Step 2 – Have A  Social Media Presence On At Least One Platform

Usually those who fulfill step 1 will automatically fulfill step 2 because having a good blog predisposes you to having a good following.

You don’t need to be a social media guru but having a following on one of the major networks ( such as Fb, Twitter, instagram, Pinterest etc) will greatly help your cause because it increases your ability to promote and sell your book, which publishers like.

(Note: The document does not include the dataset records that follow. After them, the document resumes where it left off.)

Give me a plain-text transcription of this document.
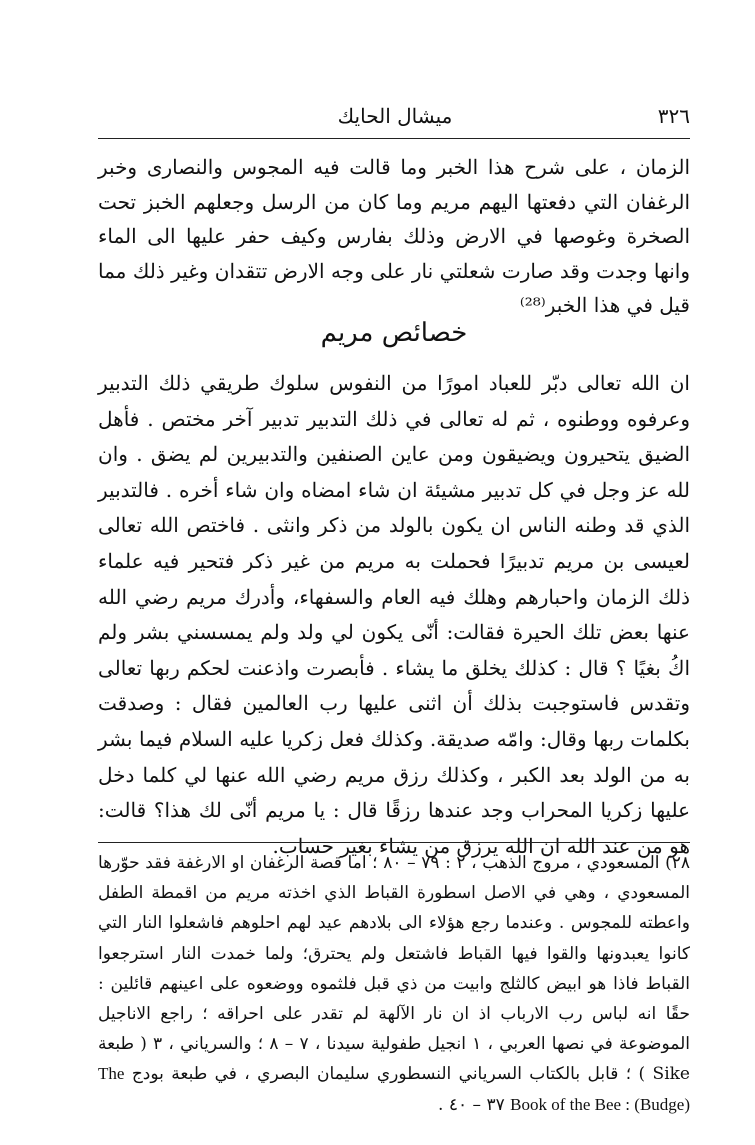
٣٢٦
ميشال الحايك

الزمان ، على شرح هذا الخبر وما قالت فيه المجوس والنصارى وخبر الرغفان التي دفعتها اليهم مريم وما كان من الرسل وجعلهم الخبز تحت الصخرة وغوصها في الارض وذلك بفارس وكيف حفر عليها الى الماء وانها وجدت وقد صارت شعلتي نار على وجه الارض تتقدان وغير ذلك مما قيل في هذا الخبر⁽²⁸⁾

خصائص مريم

ان الله تعالى دبّر للعباد امورًا من النفوس سلوك طريقي ذلك التدبير وعرفوه ووطنوه ، ثم له تعالى في ذلك التدبير تدبير آخر مختص . فأهل الضيق يتحيرون ويضيقون ومن عاين الصنفين والتدبيرين لم يضق . وان لله عز وجل في كل تدبير مشيئة ان شاء امضاه وان شاء أخره . فالتدبير الذي قد وطنه الناس ان يكون بالولد من ذكر وانثى . فاختص الله تعالى لعيسى بن مريم تدبيرًا فحملت به مريم من غير ذكر فتحير فيه علماء ذلك الزمان واحبارهم وهلك فيه العام والسفهاء، وأدرك مريم رضي الله عنها بعض تلك الحيرة فقالت: أنّى يكون لي ولد ولم يمسسني بشر ولم اكُ بغيًا ؟ قال : كذلك يخلق ما يشاء . فأبصرت واذعنت لحكم ربها تعالى وتقدس فاستوجبت بذلك أن اثنى عليها رب العالمين فقال : وصدقت بكلمات ربها وقال: وامّه صديقة. وكذلك فعل زكريا عليه السلام فيما بشر به من الولد بعد الكبر ، وكذلك رزق مريم رضي الله عنها لي كلما دخل عليها زكريا المحراب وجد عندها رزقًا قال : يا مريم أنّى لك هذا؟ قالت: هو من عند الله ان الله يرزق من يشاء بغير حساب.

٢٨) المسعودي ، مروج الذهب ، ٢ : ٧٩ – ٨٠ ؛ اما قصة الرغفان او الارغفة فقد حوّرها المسعودي ، وهي في الاصل اسطورة القباط الذي اخذته مريم من اقمطة الطفل واعطته للمجوس . وعندما رجع هؤلاء الى بلادهم عيد لهم احلوهم فاشعلوا النار التي كانوا يعبدونها والقوا فيها القباط فاشتعل ولم يحترق؛ ولما خمدت النار استرجعوا القباط فاذا هو ابيض كالثلج وابيت من ذي قبل فلثموه ووضعوه على اعينهم قائلين : حقًا انه لباس رب الارباب اذ ان نار الآلهة لم تقدر على احراقه ؛ راجع الاناجيل الموضوعة في نصها العربي ، ١ انجيل طفولية سيدنا ، ٧ – ٨ ؛ والسرياني ، ٣ ( طبعة Sike ) ؛ قابل بالكتاب السرياني النسطوري سليمان البصري ، في طبعة بودج The Book of the Bee : (Budge) ٣٧ – ٤٠ .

Step 3 – Have Faith In Your Ability

I operate with 4  primary self imposed principles that have served me incredibly well in the writing sphere:

Phase II – Writing/Editing The Book


You [I] got a book deal!

Now let’s write this book.

Brick by brick you put together a masterpiece combining professional experience, the latest available research and a knack for storytelling that seamlessly weaves the two together.

An outline is the best place to start.

Outlines are really underrated and provide a great starting point for any writer.

Then, you can go in and start drafting based on that outline, making the whole process feel a bit more plug-and-play.

It’s highly efficient and enjoyable process, especially for those who truly love to write and create.

Oh and …

You don’t need to know how to use a semi-colon to write a good book.

That’s what the editorial team is for!

I am a savvy writer but not a technical one as my long time readers may notice from the odd grammatical error you might find on my blogs.

Shout out to my editors!

Phase III – Promotion & Pre-Orders

The best book in the world… may not get read if it is not properly promoted.

Despite it mostly having very little to do with actual writing, promotion is probably the most important part of the whole process from a sales and impact perspective.

Using the movie industry as an example, it is usually the well promoted films with big names and fancy trailers that tend to rake in the cash while the films that win all the critique awards tend to fly under the radar.

In a perfect world you want your work to check both boxes of course!

The major challenge that I’ve found when promoting a book is to utilize my creativity to the utmost effect, as in today’s blog, to ensure I do not come across too pushy despite I obviously have something on the line as an author hoping to sell a good number of books.